What is a Bucket Hashing?

Bucket hashing is the mechanism that maps a user into a numbered bucket, which then determines their variant in a feature flag or experiment.

Bucket hashing is the mechanism that maps a user into a numbered bucket, which then determines their variant in a feature flag or experiment. A hash function takes the user's identifier and a salt as input, produces a number in a fixed range (typically 0 to 999 or 0 to 9,999), and that number is the user's bucket. The bucket-to-variant mapping is defined by the flag configuration.

Bucket hashing is the engine underneath deterministic assignment. It's what makes it possible to assign millions of users to experiment variants with no stored state, no network calls, and no coordination between servers.

How does bucket hashing work?

The process has three steps.

Hash. Concatenate the user ID with a salt (unique per flag or experiment) and run it through a hash function. Spotify's salt-machine algorithm, described in their engineering blog, uses this approach to produce a uniformly distributed integer.

Map to bucket. Take the hash output modulo the number of buckets (e.g., mod 1,000) to get a bucket number between 0 and 999.

Assign variant. The flag configuration specifies which bucket ranges map to which variants. For a 50/50 A/B test: buckets 0-499 are control, 500-999 are treatment. For a 10% rollout: buckets 0-99 are treatment, 100-999 are control.

Because the hash function distributes users uniformly across buckets, the traffic split closely matches the configured percentages. With 1,000 buckets, the granularity is 0.1% per bucket.

Why use a salt?

The salt ensures that a user's bucket in one experiment is independent of their bucket in another. Without it, every experiment using the same hash function would assign the same users to the same bucket number, meaning the same users would always end up in "treatment" across all experiments. That's a systematic bias problem.

Spotify's coordination strategy goes further. Their experimentation coordination blog post describes how bucket reuse enables exclusive experiments (where a user can only be in one experiment at a time on a shared surface) without wasting traffic. The salt-machine algorithm makes this coordination possible: by controlling which buckets are allocated to which experiments, teams can run dozens of concurrent experiments on the same surface without overlap or interference.

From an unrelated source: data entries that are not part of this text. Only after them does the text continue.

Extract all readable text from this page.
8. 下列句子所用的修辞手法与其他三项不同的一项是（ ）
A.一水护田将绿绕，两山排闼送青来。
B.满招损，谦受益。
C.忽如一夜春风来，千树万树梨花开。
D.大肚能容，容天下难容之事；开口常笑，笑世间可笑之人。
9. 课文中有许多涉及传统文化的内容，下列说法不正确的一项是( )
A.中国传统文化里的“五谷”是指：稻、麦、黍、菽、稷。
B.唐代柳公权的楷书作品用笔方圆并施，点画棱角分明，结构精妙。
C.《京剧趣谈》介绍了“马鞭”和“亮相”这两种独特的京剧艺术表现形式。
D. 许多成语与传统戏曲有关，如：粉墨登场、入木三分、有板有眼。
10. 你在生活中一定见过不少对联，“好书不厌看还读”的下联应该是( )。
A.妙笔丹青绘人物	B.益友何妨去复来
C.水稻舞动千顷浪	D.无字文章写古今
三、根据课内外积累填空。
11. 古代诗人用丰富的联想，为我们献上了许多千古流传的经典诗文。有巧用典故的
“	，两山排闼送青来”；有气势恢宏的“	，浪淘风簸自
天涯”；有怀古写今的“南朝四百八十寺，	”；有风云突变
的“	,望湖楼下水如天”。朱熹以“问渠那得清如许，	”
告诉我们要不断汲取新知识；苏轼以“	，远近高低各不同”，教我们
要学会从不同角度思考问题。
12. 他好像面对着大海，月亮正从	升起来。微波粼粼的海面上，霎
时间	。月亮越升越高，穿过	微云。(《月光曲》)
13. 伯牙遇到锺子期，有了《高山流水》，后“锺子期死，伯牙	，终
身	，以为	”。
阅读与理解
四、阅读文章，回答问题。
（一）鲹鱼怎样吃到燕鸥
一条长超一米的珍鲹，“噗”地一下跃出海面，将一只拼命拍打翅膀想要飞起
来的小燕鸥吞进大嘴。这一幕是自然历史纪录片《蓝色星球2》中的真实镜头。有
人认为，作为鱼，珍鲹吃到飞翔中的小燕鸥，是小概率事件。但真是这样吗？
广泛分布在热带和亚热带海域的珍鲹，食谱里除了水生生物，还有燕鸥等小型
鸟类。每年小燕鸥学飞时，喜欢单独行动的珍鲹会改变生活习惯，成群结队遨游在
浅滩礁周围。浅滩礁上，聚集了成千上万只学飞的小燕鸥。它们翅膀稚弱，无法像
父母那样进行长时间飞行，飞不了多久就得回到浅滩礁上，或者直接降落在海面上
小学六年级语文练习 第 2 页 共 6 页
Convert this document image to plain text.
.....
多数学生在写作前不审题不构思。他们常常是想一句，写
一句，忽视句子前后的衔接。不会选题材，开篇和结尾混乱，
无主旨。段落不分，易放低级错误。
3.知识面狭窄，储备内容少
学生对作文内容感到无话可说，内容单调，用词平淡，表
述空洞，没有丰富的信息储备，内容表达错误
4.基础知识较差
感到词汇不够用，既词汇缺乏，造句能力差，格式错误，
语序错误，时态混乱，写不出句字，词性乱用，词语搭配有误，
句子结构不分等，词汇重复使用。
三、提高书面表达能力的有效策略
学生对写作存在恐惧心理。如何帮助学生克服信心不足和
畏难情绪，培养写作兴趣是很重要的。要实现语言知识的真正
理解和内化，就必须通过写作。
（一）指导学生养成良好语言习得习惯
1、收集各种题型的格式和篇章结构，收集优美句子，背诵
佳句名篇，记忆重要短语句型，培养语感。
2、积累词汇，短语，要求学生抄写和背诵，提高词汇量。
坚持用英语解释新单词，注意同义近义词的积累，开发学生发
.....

How do rollouts use bucket hashing?

Bucket hashing makes gradual rollouts smooth and predictable. When you increase a rollout from 5% to 20%, you're expanding the treatment bucket range from 0-49 to 0-199. Users in buckets 0-49 stay in treatment (their experience doesn't change). Users in buckets 50-199 are newly added. Users in buckets 200-999 remain in control.

This property is critical for user experience consistency. A user who saw the new feature at 5% still sees it at 20%, at 50%, and at 100%. Confidence uses this bucket expansion model for all its rollouts, and the same buckets underpin A/B test assignments.

What makes a good bucket hashing implementation?

Three properties matter.

Uniform distribution. The hash function must spread users evenly across buckets. If certain buckets are overrepresented, your 50/50 split isn't actually 50/50. Standard cryptographic hash functions (SHA-256, MD5) and fast alternatives like MurmurHash all achieve this.

Independence across salts. Two experiments with different salts should produce uncorrelated bucket assignments for the same user. This is what prevents systematic assignment bias.

Speed. Bucket hashing runs on every flag evaluation. At Spotify's scale, that means billions of evaluations per day. The hash computation needs to be fast enough to add negligible latency. In Confidence's local evaluation mode, the entire flag resolution (including the hash) completes in 10 to 50 microseconds.